La politica rivolta al passato

La dicotomia fra socialisti e popolari non rispecchia la realtà, anzi è ormai tramontata

di Davide Giacalone - 24 novembre 2006

C’è un filo che lega il risultato delle elezioni olandesi al rifiuto di Martens di accogliere Alleanza Nazionale nel Partito Popolare Europeo e consiste nella debolezza politica, d’idee, di proposte e d’ideali, che affligge l’Europa. Una debolezza che si riflette anche in economia, con l’UE che cresce meno degli Usa. Noi, poi, cresciamo meno degli altri europei ed abbiamo elaborato un bipolarismo che serve a rendere stabile (si fa per dire) il non governo. I problemi europei, insomma, da noi s’ingigantiscono.
In Olanda il cristiano-democratico Balkenende ha ridimensionato il costoso stato sociale, ha privatizzato la sanità, è stato rigoroso in economia.

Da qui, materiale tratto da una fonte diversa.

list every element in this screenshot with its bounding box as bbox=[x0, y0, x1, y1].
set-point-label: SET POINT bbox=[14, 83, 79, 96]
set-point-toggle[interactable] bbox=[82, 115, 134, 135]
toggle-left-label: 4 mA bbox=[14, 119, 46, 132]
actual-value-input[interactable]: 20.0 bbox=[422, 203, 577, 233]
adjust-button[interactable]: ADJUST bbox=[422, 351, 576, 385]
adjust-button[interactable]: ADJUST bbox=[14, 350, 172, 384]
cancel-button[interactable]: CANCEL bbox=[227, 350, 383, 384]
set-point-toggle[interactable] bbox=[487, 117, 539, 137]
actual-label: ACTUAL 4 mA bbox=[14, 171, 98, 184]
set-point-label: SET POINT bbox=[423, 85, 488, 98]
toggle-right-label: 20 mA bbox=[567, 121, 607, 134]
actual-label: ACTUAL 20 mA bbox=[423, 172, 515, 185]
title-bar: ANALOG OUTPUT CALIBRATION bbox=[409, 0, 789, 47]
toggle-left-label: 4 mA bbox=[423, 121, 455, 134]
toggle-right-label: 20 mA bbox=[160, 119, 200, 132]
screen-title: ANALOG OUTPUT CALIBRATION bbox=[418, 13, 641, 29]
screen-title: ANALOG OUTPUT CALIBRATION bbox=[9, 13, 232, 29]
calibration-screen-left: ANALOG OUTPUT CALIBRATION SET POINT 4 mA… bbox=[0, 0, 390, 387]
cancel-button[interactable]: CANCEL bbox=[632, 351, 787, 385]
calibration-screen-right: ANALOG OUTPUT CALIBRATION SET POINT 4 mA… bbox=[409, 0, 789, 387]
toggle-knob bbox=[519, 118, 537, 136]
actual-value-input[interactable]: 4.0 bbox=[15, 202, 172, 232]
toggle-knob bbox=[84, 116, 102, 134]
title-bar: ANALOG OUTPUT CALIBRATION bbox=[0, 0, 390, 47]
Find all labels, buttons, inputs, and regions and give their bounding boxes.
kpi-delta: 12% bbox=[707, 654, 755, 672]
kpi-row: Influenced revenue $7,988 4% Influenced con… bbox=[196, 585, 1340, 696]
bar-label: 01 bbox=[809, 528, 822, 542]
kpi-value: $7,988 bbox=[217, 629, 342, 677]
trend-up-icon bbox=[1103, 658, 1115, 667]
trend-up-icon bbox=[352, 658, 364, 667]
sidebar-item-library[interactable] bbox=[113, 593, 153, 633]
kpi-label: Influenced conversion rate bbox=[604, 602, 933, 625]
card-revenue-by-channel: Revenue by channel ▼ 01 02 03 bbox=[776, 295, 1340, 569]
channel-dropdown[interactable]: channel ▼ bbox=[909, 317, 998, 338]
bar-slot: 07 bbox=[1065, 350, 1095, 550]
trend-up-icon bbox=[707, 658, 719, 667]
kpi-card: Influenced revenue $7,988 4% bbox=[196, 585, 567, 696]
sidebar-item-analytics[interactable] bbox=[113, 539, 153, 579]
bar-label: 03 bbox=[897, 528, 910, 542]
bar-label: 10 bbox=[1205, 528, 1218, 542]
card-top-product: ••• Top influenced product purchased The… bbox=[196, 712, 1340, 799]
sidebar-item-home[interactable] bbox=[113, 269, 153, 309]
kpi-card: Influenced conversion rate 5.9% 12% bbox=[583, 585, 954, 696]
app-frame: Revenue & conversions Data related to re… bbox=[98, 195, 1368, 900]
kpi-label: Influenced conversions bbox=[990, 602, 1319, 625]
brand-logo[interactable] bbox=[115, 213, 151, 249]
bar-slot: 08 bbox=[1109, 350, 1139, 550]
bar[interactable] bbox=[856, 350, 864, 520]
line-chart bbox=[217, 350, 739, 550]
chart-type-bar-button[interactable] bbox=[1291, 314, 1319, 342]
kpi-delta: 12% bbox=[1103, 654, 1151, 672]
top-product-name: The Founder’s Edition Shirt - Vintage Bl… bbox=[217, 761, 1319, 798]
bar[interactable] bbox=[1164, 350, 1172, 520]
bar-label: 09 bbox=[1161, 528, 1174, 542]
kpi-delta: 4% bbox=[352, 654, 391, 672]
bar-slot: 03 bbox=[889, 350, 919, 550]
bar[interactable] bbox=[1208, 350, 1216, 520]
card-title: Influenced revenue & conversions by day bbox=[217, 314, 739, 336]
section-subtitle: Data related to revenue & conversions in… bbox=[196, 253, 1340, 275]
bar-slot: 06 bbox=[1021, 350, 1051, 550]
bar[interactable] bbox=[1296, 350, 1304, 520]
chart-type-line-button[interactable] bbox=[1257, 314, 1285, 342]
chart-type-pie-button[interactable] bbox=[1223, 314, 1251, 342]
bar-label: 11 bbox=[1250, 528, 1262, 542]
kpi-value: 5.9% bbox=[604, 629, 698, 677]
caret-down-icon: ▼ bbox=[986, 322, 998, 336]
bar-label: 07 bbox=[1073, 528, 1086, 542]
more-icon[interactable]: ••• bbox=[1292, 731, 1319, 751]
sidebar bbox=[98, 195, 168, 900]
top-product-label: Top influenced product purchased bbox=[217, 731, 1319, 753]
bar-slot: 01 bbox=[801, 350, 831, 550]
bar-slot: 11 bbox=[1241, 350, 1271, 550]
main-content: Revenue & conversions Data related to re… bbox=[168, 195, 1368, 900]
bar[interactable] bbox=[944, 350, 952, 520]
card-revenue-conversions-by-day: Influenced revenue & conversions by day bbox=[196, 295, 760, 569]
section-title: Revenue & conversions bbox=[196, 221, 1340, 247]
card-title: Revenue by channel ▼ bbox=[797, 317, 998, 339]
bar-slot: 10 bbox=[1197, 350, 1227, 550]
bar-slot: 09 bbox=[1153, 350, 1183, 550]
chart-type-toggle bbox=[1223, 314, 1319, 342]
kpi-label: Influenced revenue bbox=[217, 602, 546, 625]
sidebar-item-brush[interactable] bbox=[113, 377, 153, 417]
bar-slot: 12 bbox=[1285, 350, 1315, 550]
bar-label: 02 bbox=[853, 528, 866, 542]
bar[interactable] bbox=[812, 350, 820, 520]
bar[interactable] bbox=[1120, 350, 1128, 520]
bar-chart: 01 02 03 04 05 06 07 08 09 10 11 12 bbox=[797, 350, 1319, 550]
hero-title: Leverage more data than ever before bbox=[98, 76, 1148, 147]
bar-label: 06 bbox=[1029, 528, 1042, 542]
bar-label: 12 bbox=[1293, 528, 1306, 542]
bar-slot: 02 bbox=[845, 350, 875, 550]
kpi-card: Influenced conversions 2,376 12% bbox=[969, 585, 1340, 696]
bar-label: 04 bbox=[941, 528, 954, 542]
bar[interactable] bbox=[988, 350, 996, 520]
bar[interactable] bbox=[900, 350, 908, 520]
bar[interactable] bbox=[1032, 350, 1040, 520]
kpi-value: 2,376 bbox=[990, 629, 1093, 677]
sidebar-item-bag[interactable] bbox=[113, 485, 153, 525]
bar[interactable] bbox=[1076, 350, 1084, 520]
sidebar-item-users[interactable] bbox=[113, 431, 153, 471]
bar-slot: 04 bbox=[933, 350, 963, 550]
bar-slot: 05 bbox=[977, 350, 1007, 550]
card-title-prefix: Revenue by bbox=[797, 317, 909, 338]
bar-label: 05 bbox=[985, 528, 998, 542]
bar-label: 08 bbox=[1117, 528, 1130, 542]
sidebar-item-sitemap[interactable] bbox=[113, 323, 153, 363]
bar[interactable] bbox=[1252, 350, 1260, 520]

Ora torna a vincere, ma perde la maggioranza assoluta degli eletti, quindi sarà costretto ad una coalizione. Nella stessa situazione si trovano la Germania, l’Austria e l’Irlanda. Le “grandi coalizioni” mettono assieme partiti che si sono combattuti elettoralmente, anche in modo durissimo, ma che non sono divisi da visioni opposte del mondo. Direi che, finita la guerra fredda e tramontati gli stantii ideologismi, non vi sono in giro visioni diverse del mondo. E qui veniamo alle grandi famiglie politiche europee. La dicotomia fra socialisti e popolari, con contorno di liberaldemocratici, non è affatto utile a descrivere la realtà. E’ figlia di un secolo chiuso. Da noi gli ex comunisti, e tutta la sinistra, discutono oggi se divenire definitivamente socialdemocratici, ma la socialdemocrazia è tramontata da venti anni. I popolari poi sarebbero d’ispirazione cristiano sociale, ma anche questo ha poco senso e, difatti, la Merkel ha saggiamente deciso di aprire le porte del partito a chiunque ne condivida il programma concreto. I liberaldemocratici sono spesso il raccoglitore di ciò che resta fuori dagli altri due. In ogni caso quel tipo di bipartizione non serve a descrivere la realtà politica inglese, o quella francese. Certo non quella italiana.
La politica, se non vuol divenire marmellata o reperto archeologico, deve ripartire dagli interessi reali, dal loro conflitto, dalle sfide della globalizzazione, dal bisogno di far crescere la democrazia nel mondo. Altrimenti si rassegni all’uniformità nell’irrilevanza, incapace d’interpretare i nuovi problemi, le sfide di civiltà, utile solo a colorare le schede elettorali.